Power quality improvement by PV integrated UPQC using multi-level inverter with resilient back propagation neural network approach
V. Vinothkumar, R. Kanimozhi
Abstract
To increase the life and efficiency of power electronics equipment in a utility distribution system, the power quality improvement is essential part. In this work, to improve power quality by using Robust Resilient Back Propagation Neural Network (RBPNN) scheme for a Photovoltaic (PV)-Integrated Unified Power Quality Conditioner (UPQC) with cascaded multi-level inverter configurations are described.
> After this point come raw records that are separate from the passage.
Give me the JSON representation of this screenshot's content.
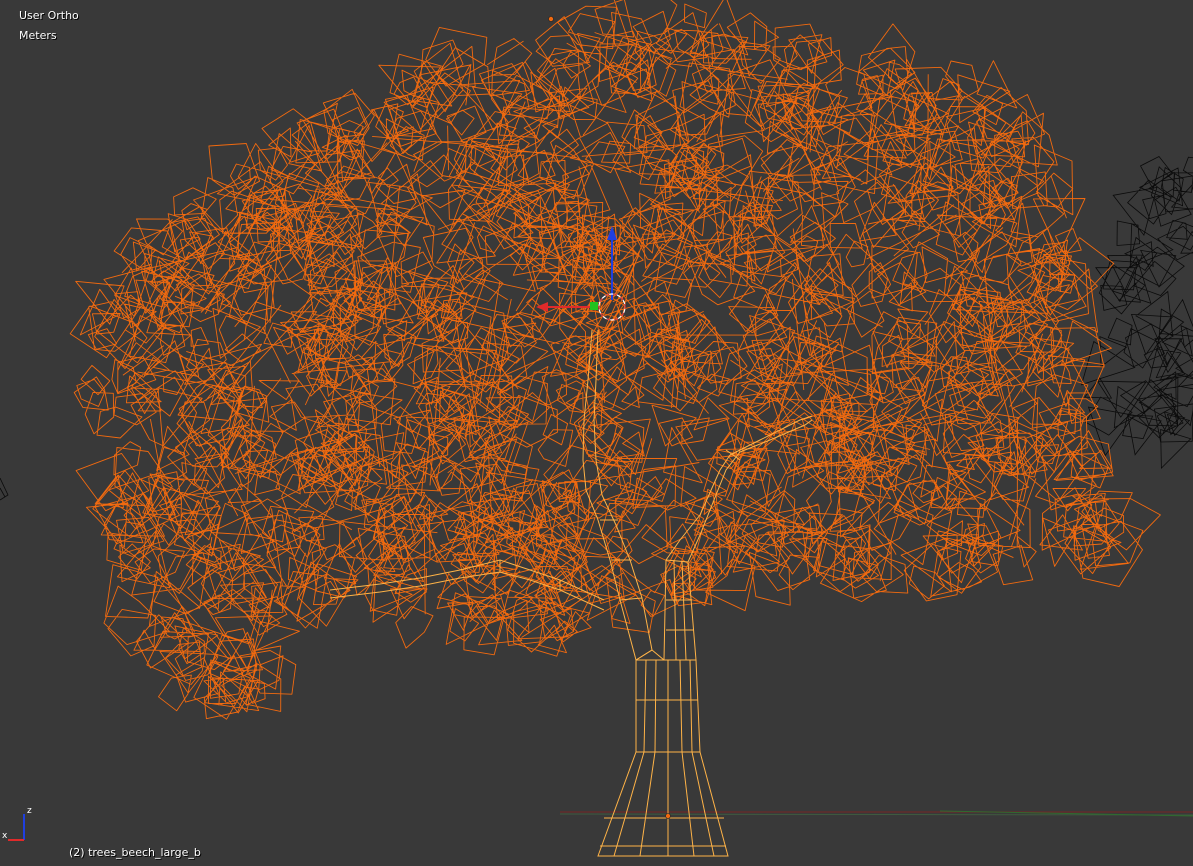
{
  "viewport": {
    "view_name": "User Ortho",
    "units": "Meters",
    "object_name": "(2) trees_beech_large_b"
  },
  "axis_widget": {
    "z_label": "z",
    "x_label": "x"
  },
  "colors": {
    "background": "#393939",
    "selected_wire": "#f26a0f",
    "trunk_wire": "#ffb347",
    "unselected_wire": "#000000",
    "gizmo_x": "#e02a2a",
    "gizmo_y": "#21c21f",
    "gizmo_z": "#1f3fe0",
    "grid_red": "#6b2a2a",
    "grid_green": "#2f5b2f"
  },
  "icons": {
    "cursor": "3d-cursor-icon",
    "origin": "object-origin-icon",
    "gizmo": "transform-manipulator-icon"
  }
}
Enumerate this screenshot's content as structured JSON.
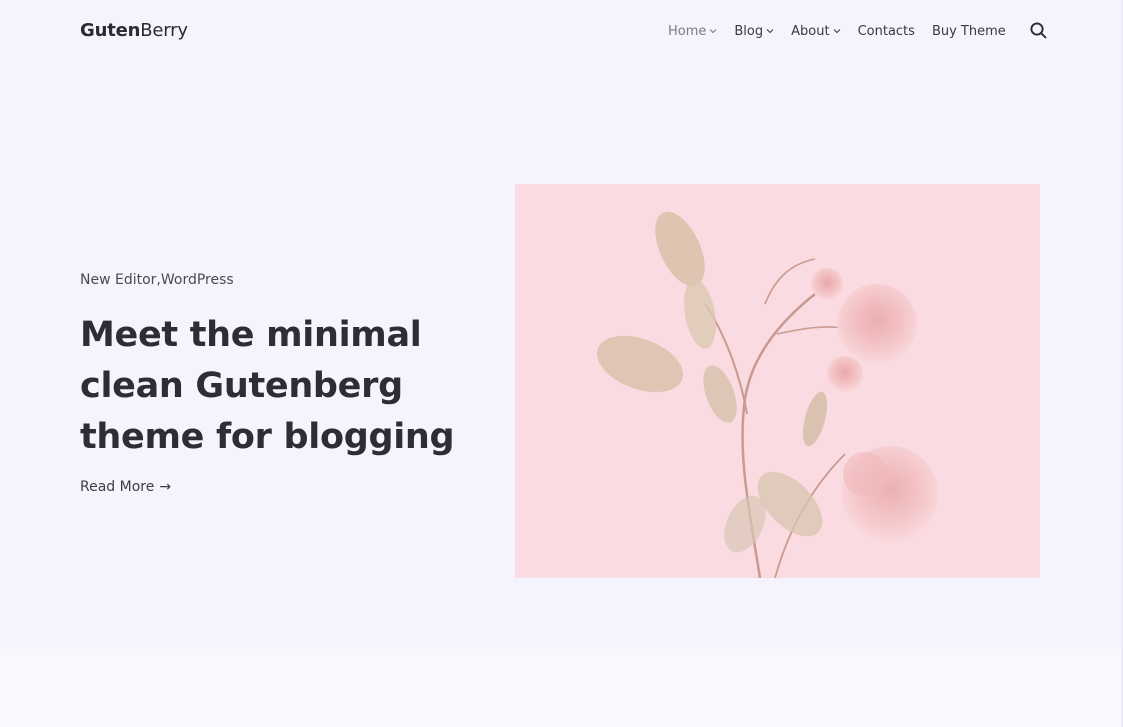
{
  "header": {
    "logo_bold": "Guten",
    "logo_light": "Berry",
    "nav": [
      {
        "label": "Home",
        "has_dropdown": true,
        "active": true
      },
      {
        "label": "Blog",
        "has_dropdown": true,
        "active": false
      },
      {
        "label": "About",
        "has_dropdown": true,
        "active": false
      },
      {
        "label": "Contacts",
        "has_dropdown": false,
        "active": false
      },
      {
        "label": "Buy Theme",
        "has_dropdown": false,
        "active": false
      }
    ],
    "search_icon": "search-icon"
  },
  "hero": {
    "categories": [
      "New Editor",
      "WordPress"
    ],
    "category_separator": ",",
    "title": "Meet the minimal clean Gutenberg theme for blogging",
    "read_more": "Read More",
    "read_more_arrow": "→",
    "image_subject": "pink roses and leaves on a pink background"
  },
  "colors": {
    "background": "#f4f4fe",
    "text": "#2e2d34",
    "image_bg": "#fadbe1",
    "nav_active": "#7b7a84"
  }
}
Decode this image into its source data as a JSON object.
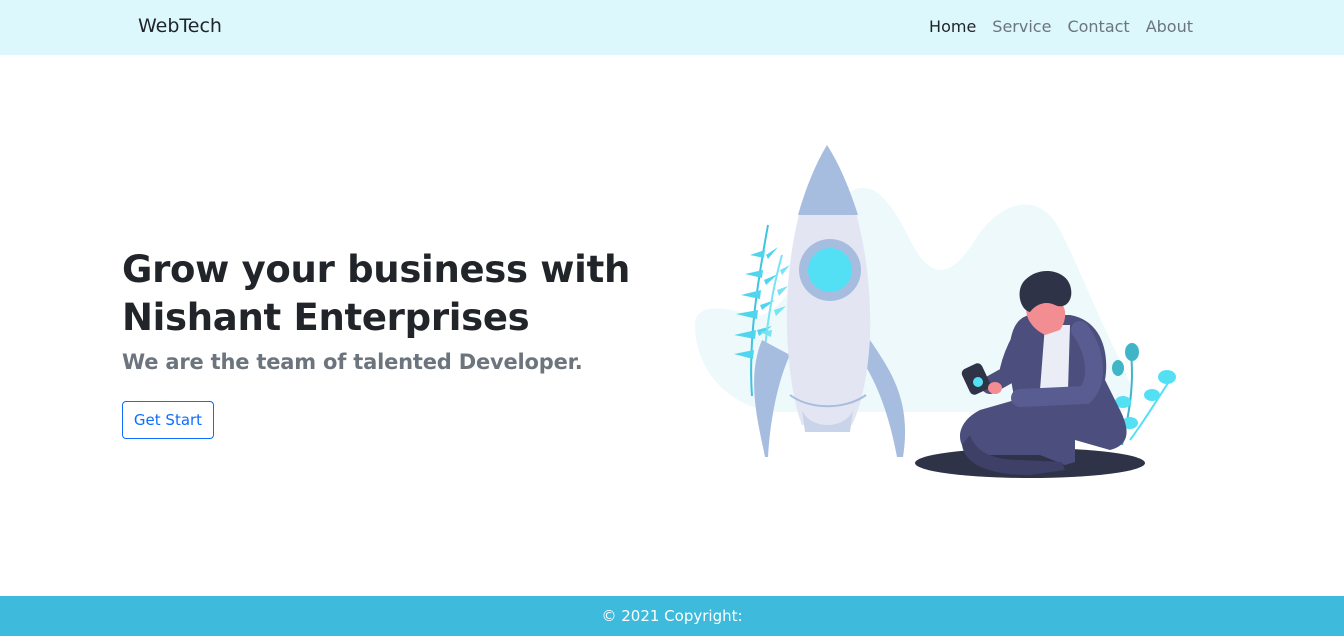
{
  "navbar": {
    "brand": "WebTech",
    "links": [
      {
        "label": "Home",
        "active": true
      },
      {
        "label": "Service",
        "active": false
      },
      {
        "label": "Contact",
        "active": false
      },
      {
        "label": "About",
        "active": false
      }
    ],
    "background": "#dcf8fd"
  },
  "hero": {
    "headline_line1": "Grow your business with",
    "headline_line2": "Nishant Enterprises",
    "subheadline": "We are the team of talented Developer.",
    "cta_label": "Get Start",
    "cta_color": "#0d6efd"
  },
  "illustration": {
    "icon": "rocket-and-person-illustration"
  },
  "footer": {
    "copyright": "© 2021 Copyright:",
    "background": "#3dbadc"
  }
}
Among the proposed methods, there is no need to use a transformer and filter when multilevel UPQC is applied, and it is one of the great advantages. The proposed UQPC offers a PV array composition with a power converter connected to a DC-link capacitor that can compensate for voltage sag, swell, voltage interruption, harmonics and reactive power. The Robust Resilient Back Propagation Neural Network controller is generate gating pulses to the UPQC. The reference currents and voltages for the controller are estimated using Synchronous Reference Frame (SRF) theory. The proposed cascaded multi-level inverter-based UPQC is designed using Matlab/Simulink Software. The simulation results confirm that the proposed method gives good results compared with existing Adaptive neural Fuzzy Inference System (ANFIS) and fuzzy logic methods. A real-time hardware system is also established to validate the simulation results. The effectiveness of the proposed system RBPN-UPQC approach is compared for both simulation and experimental results gives better low THD level 1.22%.